Announcement: "Como La Danceflor," Artist Talk/Music Set/Interview with AB Soto

11825554_10153091330220679_5187493769075983258_nWe're excited to share with you the first of a few events within a series called "MIGHTY REAL The Politics of Queer Nightlife." AB Soto, a visual/performance artist and musician, will be sharing and discussing his work on Thursday, September 17 in the Ransom Center's Prothro Theater, from 1:30pm - 3:15pm.A brief word about Soto:

Born in East Los Angeles AB’s work as a visual / performance artist and musician is an amalgamation of his Latin roots and early influences; street and pop culture. This combined with a rebellious streak that challenges and questions mainstream gay culture and norms is what defines AB as a recording artist. AB’s early background as a professional dancer and fashion designer informs his work as the artist he is today - all of AB’s work is original and self produced; choreography, lyric, styling and design. AB’s art is a stylized commentary on homophobic attitudes present in the dominate culture.
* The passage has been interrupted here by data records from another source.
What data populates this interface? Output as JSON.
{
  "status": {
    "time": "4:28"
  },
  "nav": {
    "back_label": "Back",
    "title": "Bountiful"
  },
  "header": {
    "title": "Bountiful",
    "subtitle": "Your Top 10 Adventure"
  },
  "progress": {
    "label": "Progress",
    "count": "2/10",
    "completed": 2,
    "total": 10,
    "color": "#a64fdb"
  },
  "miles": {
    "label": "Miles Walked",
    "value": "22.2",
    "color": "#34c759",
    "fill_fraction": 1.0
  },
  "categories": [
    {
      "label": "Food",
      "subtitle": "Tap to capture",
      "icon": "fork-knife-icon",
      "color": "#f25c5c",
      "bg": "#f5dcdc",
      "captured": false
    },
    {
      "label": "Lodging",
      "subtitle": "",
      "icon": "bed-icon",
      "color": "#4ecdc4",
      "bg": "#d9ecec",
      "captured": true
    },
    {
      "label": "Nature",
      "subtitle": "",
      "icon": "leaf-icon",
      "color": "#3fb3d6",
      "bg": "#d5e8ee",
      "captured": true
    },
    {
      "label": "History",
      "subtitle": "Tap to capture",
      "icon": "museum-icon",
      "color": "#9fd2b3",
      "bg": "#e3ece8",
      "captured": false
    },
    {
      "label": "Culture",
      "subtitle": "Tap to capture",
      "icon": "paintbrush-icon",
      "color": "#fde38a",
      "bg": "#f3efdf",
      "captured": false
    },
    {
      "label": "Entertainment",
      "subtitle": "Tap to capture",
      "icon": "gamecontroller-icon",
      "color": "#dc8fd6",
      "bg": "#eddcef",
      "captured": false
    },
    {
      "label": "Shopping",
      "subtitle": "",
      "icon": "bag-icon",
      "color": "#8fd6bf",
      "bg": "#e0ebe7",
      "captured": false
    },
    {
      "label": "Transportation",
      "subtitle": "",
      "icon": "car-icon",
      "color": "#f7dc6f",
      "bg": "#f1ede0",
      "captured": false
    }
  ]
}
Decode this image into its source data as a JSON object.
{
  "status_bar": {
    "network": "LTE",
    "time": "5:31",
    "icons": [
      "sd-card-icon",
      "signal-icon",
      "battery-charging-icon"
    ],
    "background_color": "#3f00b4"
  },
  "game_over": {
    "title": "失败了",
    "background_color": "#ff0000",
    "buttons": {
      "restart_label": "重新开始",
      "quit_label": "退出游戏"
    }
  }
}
His aim is to show the diversity of the more marginalized members of the gay community and bring them to a wider audience.

And a brief word about the MIGHTY REAL  series:

This artist/speaker series, open to the university and Austin communities, will invite musicians, entertainers, DJ, and organizers working in queer nightlife spaces to offer their perspectives on politics, performance, and labor. Prior to the infamous Stonewall Riots of 1969, bars, house parties, and nightclubs have been essential sites of community making and political action for gender and sexual dissidents. While these spaces are imagined as utopians and escapist, nightlife has long been the target of state surveillance and moral legislation. Additionally, recent scholarships have demonstrated how people of color, working class people, and gender non-conforming people are kept at the margins of entertainment cultures. It is imperative, in a climate of state-sanctioned racial surveillance, border patrols, and trans phobic attacks, to more critically politicize queer nightlife, an industry that is assumed to offer refuge from the psychic and physical violence of heteronormativity and racism. This series will offer perspectives from those working on the ground, and will provide a nuanced understanding of nightlife as a space of political action.